HTTP provides access to filesystems using the HTTP and HTTPS protocols and the HTTP extension Web-based Distributed Authoring and Versioning (WebDAV). This lets clients access shared filesystems through a web browser or as a local filesystem, if their client software supports it.

The HTTPS server uses either a self-signed security certificate or a customer-supplied certificate. To obtain a customer-supplied certificate, you must generate a Certificate Signing Request (CSR) and send it to the Certificate Authority (CA) for signature. After the signed certificate is returned from the CA, it can be installed on the appliance. If a certificate is signed by a non-root CA, you must also obtain certificates from the second- and higher-level CAs. For more information on certificate management, please refer to the Oracle ZFS Storage Appliance Administration Guide.

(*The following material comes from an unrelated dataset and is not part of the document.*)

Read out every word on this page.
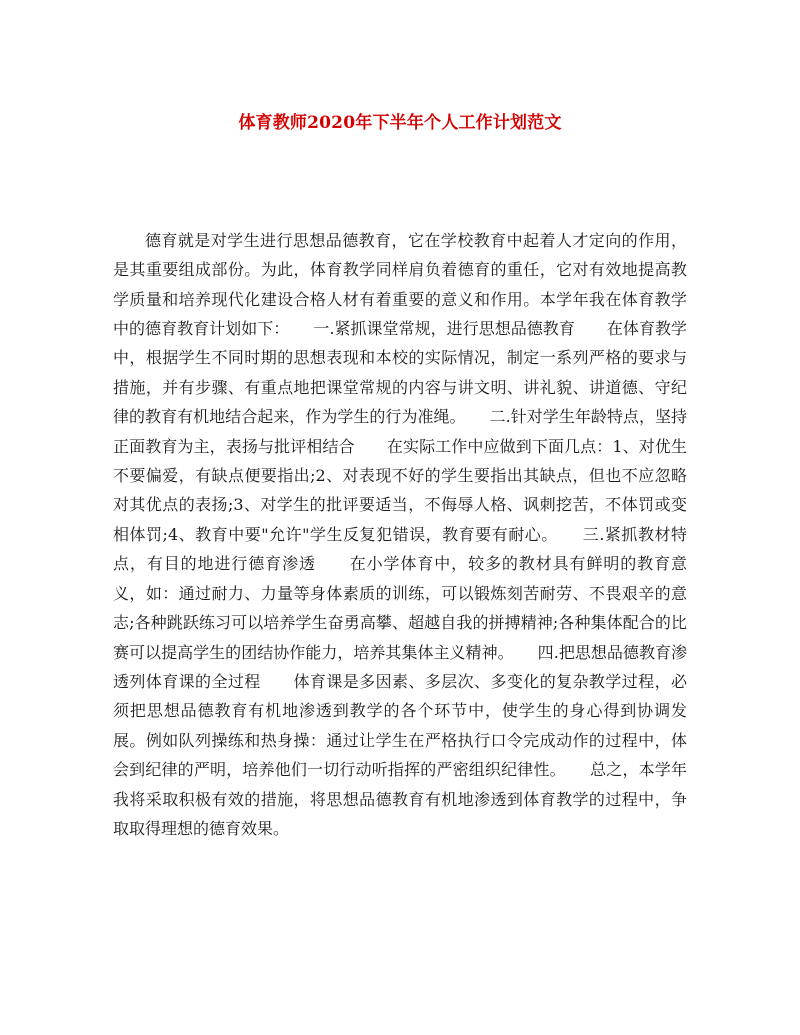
体育教师2020年下半年个人工作计划范文

德育就是对学生进行思想品德教育，它在学校教育中起着人才定向的作用，是其重要组成部份。为此，体育教学同样肩负着德育的重任，它对有效地提高教学质量和培养现代化建设合格人材有着重要的意义和作用。本学年我在体育教学中的德育教育计划如下：　　一.紧抓课堂常规，进行思想品德教育　　在体育教学中，根据学生不同时期的思想表现和本校的实际情况，制定一系列严格的要求与措施，并有步骤、有重点地把课堂常规的内容与讲文明、讲礼貌、讲道德、守纪律的教育有机地结合起来，作为学生的行为准绳。　　二.针对学生年龄特点，坚持正面教育为主，表扬与批评相结合　　在实际工作中应做到下面几点：1、对优生不要偏爱，有缺点便要指出;2、对表现不好的学生要指出其缺点，但也不应忽略对其优点的表扬;3、对学生的批评要适当，不侮辱人格、讽刺挖苦，不体罚或变相体罚;4、教育中要"允许"学生反复犯错误，教育要有耐心。　　三.紧抓教材特点，有目的地进行德育渗透　　在小学体育中，较多的教材具有鲜明的教育意义，如：通过耐力、力量等身体素质的训练，可以锻炼刻苦耐劳、不畏艰辛的意志;各种跳跃练习可以培养学生奋勇高攀、超越自我的拼搏精神;各种集体配合的比赛可以提高学生的团结协作能力，培养其集体主义精神。　　四.把思想品德教育渗透列体育课的全过程　　体育课是多因素、多层次、多变化的复杂教学过程，必须把思想品德教育有机地渗透到教学的各个环节中，使学生的身心得到协调发展。例如队列操练和热身操：通过让学生在严格执行口令完成动作的过程中，体会到纪律的严明，培养他们一切行动听指挥的严密组织纪律性。　　总之，本学年我将采取积极有效的措施，将思想品德教育有机地渗透到体育教学的过程中，争取取得理想的德育效果。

The following properties are available:

  • Require Client Login - Clients must authenticate before share access is allowed, and files they create will have their ownership. If this is not set, files created will be owned by the HTTP service with user "nobody".

  • Protocols - Select which access methods to support: HTTP, HTTPS, or both.

  • HTTP Port (for incoming connections) - HTTP port, the default is port 80.

  • HTTPS Port (for incoming secure connections) - HTTP port, the default port is 443.

  • SSL/TLS versions and ciphers - SSL/TLS protocol versions and ciphers for HTTP connections. The defaults are TLSv1.1, TLSv1.2 and their associated ciphers. TLSv1.0 is not enabled by default due to security concerns, but it can be enabled for backward compatibility. In the BUI, the list of available ciphers changes based on the selected versions. Some selected SSL/TLS protocol versions and/or ciphers are removed after a software upgrade if they are no longer supported. To avoid service unavailability, keep the default settings unless otherwise needed or as instructed by Oracle Support.

When Require Client Login is enabled, the Oracle ZFS Storage Appliance denies access to clients that do not supply valid authentication credentials for a local user, an NIS user, or an LDAP user. Active Directory authentication is not supported. Only basic HTTP authentication is supported. Unless HTTPS is being used, this transmits the username and password unencrypted, which may not be appropriate for all environments. If Require Client Login is disabled, the appliance does not try to authenticate credentials.

Regardless of authentication, permissions are not masked from created files and directories. Newly created files have permissions read and write by everyone. Newly created directories have permissions read, write, and execute by everyone.